Umweltgeschichte Deutschlands
Es gibt unendlich viele Bücher über deutsche Geschichte. Ein umfängliches Buch zur Umweltgeschichte Deutschlands gab es bisher nicht. Nun aber ist es endlich da. Eine ausführliche Präsentation und eine erste Bewertung von Professor Udo E. Simonis
Ab und zu ergibt es sich, dass auch Wissenschaftler sich in unserer schnelllebigen Zeit genügend Zeit nehmen – drei oder auch fünf Jahre für ein Opus magnum. Über einen solchen Fall gilt es hier zu berichten. Hans-Rudolf Bork ist Professor für Ökosystemforschung mit einem breiten fachlichen Hintergrund: er ist ausgebildeter Geograph, Bodenkundler und Geoökologe. In Kooperation mit Verena Winiwarter erschien 2014 der wunderschöne Text-Bildband „Geschichte unserer Umwelt“ über die komplexen Wechselwirkungen zwischen Mensch und Natur – anhand von 60 exemplarischen Reisen durch die Zeit und die ganze Welt. Diesmal nun – im Alleingang, aber mit Danksagung an mehr als 50 Kolleginnen und Kollegen, sowie die Teilnehmer seiner Vorlesungen für ältere Erwachsene – ein Buch über die „Umweltgeschichte Deutschlands“.
Es kommt schlank daher, ist in Wirklichkeit aber höchst schwergewichtig: Es hat nur 418 Seiten Text, aber solche im DIN A-4- Format mit kleiner Schrifttype; es bringt 179 aufwändig recherchierte und nachbehandelte Bilder, hat 1.427 Endnoten und ein Stichwortverzeichnis mit mehr als 2.000 Stichworten (von A, wie A/HINI Influenza bis Z, wie Zyklon B).

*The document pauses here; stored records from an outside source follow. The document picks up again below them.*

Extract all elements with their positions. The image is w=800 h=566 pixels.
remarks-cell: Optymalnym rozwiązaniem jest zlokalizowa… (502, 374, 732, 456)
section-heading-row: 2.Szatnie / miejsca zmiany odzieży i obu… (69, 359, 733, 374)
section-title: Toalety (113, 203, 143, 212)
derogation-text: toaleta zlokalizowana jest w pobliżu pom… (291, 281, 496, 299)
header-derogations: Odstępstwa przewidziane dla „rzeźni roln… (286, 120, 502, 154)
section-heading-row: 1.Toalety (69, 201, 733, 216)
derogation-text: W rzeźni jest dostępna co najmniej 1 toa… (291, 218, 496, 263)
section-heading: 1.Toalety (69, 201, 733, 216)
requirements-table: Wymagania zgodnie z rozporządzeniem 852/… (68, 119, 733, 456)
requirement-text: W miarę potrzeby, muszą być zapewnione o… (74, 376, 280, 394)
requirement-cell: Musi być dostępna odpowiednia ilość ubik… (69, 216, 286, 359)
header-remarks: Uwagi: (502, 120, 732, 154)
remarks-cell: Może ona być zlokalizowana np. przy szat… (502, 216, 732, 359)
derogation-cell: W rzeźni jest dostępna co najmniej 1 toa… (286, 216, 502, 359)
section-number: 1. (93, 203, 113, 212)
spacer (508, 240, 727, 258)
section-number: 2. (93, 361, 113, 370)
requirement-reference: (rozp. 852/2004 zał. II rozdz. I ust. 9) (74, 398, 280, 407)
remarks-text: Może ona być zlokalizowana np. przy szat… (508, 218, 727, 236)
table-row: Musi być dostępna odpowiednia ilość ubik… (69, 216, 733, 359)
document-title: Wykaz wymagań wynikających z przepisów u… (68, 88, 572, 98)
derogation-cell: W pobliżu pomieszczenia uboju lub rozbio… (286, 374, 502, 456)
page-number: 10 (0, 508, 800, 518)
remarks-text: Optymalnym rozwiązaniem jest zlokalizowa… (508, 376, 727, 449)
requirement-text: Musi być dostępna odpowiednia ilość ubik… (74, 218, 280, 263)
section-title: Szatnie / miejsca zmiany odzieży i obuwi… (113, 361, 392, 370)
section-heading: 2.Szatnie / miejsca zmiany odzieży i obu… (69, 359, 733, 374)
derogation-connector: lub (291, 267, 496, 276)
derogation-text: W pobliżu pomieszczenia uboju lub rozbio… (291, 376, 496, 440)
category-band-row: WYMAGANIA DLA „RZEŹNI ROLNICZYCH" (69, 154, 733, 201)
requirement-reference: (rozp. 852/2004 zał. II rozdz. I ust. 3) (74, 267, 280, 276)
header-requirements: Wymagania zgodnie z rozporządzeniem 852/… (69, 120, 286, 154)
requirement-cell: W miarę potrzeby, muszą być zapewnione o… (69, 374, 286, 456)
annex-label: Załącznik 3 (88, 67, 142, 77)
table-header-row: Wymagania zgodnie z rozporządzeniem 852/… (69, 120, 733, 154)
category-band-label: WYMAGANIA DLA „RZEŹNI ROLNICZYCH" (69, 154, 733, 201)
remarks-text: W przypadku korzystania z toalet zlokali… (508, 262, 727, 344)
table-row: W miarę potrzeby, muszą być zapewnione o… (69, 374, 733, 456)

Die Leserin/der Leser sollte all dies wissen, bevor sie/er ans Werk geht. Das Lesen selbst aber wird ihr/ihm relativ leicht gemacht. Man kann das Buch nämlich in ganz unterschiedlicher Weise lesen: systematisch und zeitlich geordnet, von der römischen Zeit Deutschlands bis heute, oder nach fachlichen Kategorien wie Klima, Biodiversität, Landwirtschaft, Industrie, Verkehr, Energie, Umweltwirkungen von Macht und Krieg oder Umweltpolitik und Umweltschutz. Man kann aber auch entlang bewusst ausgewählter Umweltgeschichten vorgehen – denn deren gibt es viele, nämlich 260. Davon entfallen, auf die zweitausend Jahre deutscher Geschichte verteilt, 78 (etwa 30 %) in die Zeit von der 2. Dekade v. Chr. bis ins 18. Jh., 71 (27 %) in die Jahre 1800 bis 1948 und 111 (knapp 43 %) in die Jahre 1949 bis 2019.
Teil I: Einführung
In Teil I des Buches, der Einführung, begründet der Autor seine Methodik und seine Absicht. Eine zeitlich umfängliche Umweltgeschichte schreiben zu wollen führt zur Entdeckung zahlreicher umweltrelevanter Ereignisse. Sie zu betrachten und zu bewerten erfordert notwendigerweise kompakte Darstellungen, die oft nur eine oder zwei Seiten für Text und Bild erlauben. Da wir es bei dem Autor aber mit einem sorgfältigen Wissenschaftler zu tun haben, weist er für eine Vertiefung des jeweiligen Themas immer auch auf die Endnoten und das Literaturverzeichnis des Buches hin. Die vorgestellten Umweltgeschichten sind eine subjektive Auswahl des Verfassers; es sind die aus seiner Sicht wichtigsten, interessantesten und spannendsten Umweltereignisse der vergangenen zweitausend Jahre auf dem heutigen Gebiet der Bundesrepublik Deutschland.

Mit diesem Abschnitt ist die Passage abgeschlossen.